Non-oxide semiconductors for artificial photosynthesis: Progress on photoelectrochemical water splitting and carbon dioxide reduction

Abstract

Abstract Among various artificial photosynthesis routes, photoelectrochemical (PEC) hydrogen (H2) production via water splitting and hydrocarbon generation via carbon dioxide (CO2) reduction are particularly intriguing for achieving a sustainable society. A simpler and potentially economical device design for PEC cells, as compared with those containing photovoltaic cells, is using semiconductor–liquid junction (SCLJ) based photoelectrodes to assemble a photoanode–photocathode tandem cell. The SCLJs form immediately upon semiconductor films immersing into electrolytes, which are then used to separate photogenerated electron–hole pairs and drive corresponding redox chemistry. To engineering these SCLJ-based photoanode–photocathode tandem PEC devices to achieving considerable solar energy conversion efficiencies, the key step is to identify suitable semiconductor materials, the core component in most solar energy conversion systems.

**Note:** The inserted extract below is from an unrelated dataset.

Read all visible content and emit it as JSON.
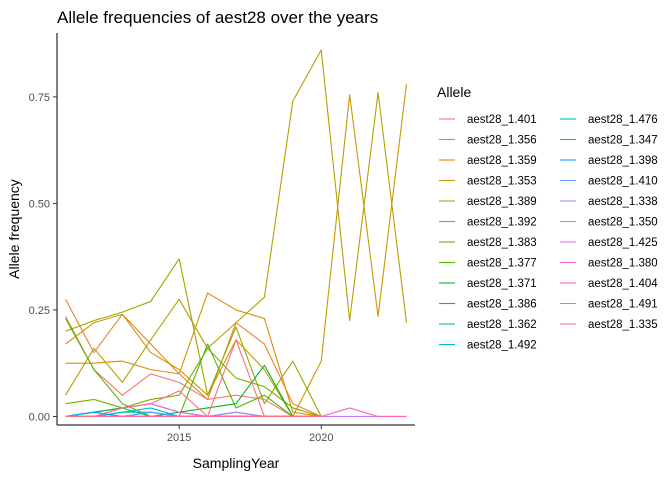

In addition, applying effective strategies to modify these semiconductors are needed, as they cannot simultaneously meet all the requirements of efficient light absorption, charge separation and extraction, surface reaction, and operational stability at the same time. This article provides a review on promising non-oxide semiconductors for PEC conversion of solar energy into chemical fuels. The efforts to increase charge transport and separation, to accelerate the charge transfer kinetics across various interfaces, and to engender long-term durability of these non-oxide photoelectrodes are emphasized. As screening, evaluation and optimization have led to substantial improvement in both PEC performance and operational durability, non-oxide semiconductors will provide new opportunities, in addition to classical metal oxide semiconductors, to realize efficient and cost-effective PEC solar fuel production.